En réponse à la proposition d’écriture de Laurence Faure à partir de « Premier Sang » d’Amélie Nothomb, nous avons sélectionné 8 textes parmi ceux envoyés par les participants. Voici celui de Myriam Melgo Mas.
Visite au père
Je m’approche de toi. Tu me sens, me devine. Je pose un baiser délicat, pudique et inconcevable sur ton front en évitant cette tâche de vieillesse qui s’est agrandie depuis la dernière fois. Tes vêtements sont propres, tu dirais, frais. Je m’approche de toi, t’embrasse et m’assieds sur le fauteuil. Je racle ma gorge m’apprêtant à te demander si tu vas bien depuis la dernière fois et regrettant que le temps passe si vite et que… comme d’habitude tu me prends de court. Je t’entends balbutier que tu vas bien et tu rajoutes lentement que ma présence t’est de plus en plus… tu ne finis pas ta phrase. Comme d’habitude aussi. Plus nécessaire ? Plus indispensable ? Je te demande si tu es bien installé dans ton lit, si tu souhaites que j’ouvre un peu la fenêtre. La chaleur du jour dans ta chambre de moribond m’oppresse. Est-ce seulement cela. Tu éructes en silence et tu poursuis ta phrase.

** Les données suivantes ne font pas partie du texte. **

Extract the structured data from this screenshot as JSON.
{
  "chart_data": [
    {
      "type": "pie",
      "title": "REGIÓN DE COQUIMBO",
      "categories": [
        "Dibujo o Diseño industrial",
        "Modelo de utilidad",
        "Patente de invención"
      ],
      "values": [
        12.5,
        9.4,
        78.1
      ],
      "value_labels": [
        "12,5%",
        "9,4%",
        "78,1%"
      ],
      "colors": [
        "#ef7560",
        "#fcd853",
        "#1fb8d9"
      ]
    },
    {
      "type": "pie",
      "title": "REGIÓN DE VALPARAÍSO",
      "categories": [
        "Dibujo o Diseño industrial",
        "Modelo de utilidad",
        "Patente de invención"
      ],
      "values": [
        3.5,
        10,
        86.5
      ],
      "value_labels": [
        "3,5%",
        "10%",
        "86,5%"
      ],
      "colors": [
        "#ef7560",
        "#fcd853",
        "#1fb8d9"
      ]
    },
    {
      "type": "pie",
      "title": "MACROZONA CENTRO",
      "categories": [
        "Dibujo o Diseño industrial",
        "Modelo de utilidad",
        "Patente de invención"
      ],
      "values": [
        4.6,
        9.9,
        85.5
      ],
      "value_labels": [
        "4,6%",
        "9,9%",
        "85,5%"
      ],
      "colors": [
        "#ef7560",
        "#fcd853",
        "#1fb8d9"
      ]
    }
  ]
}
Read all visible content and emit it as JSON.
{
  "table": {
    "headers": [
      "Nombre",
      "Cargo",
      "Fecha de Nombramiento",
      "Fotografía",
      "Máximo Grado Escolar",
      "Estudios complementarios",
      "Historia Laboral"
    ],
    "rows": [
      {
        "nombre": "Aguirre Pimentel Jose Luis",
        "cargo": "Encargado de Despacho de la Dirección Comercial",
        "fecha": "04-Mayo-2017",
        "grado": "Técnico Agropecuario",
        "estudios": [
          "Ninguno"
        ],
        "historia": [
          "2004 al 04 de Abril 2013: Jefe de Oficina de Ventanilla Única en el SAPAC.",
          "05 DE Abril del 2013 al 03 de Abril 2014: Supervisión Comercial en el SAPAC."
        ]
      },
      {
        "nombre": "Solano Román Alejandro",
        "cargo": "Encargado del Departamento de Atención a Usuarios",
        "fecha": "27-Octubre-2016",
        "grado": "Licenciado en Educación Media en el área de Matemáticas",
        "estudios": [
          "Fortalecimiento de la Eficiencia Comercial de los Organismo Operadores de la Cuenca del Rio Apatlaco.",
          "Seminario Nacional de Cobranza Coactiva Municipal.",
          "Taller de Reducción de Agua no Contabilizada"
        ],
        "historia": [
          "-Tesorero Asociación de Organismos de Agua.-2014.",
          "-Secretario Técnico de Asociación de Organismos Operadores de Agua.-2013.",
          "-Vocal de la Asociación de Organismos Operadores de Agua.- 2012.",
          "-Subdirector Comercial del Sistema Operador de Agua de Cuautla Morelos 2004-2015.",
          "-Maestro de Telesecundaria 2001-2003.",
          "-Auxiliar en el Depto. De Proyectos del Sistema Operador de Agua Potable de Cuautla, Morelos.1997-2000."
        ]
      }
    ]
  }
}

Ma présence ne t’est ni nécessaire, ni indispensable, elle demeure, me dis-tu, « désordonnable ». Depuis ton AVC, ton langage de professeur de Lettres devient fantaisiste, fantasque, libre, énigmatique. Tes mots prennent leur revanche et s’affranchissent de leur prison dorée. Tu deviens à travers eux, l’être dont je rêvais. Alors, impunément je te questionne, t’interpelle, te traque, te harcèle. Je prends moi aussi ma revanche. Désordonnable ? Que veux-tu dire papa ? Le regard éteint, tu tournes la tête vers moi, tes mains de vieillard agrippent les miennes et tu susurres : ne me blaisse pas romper.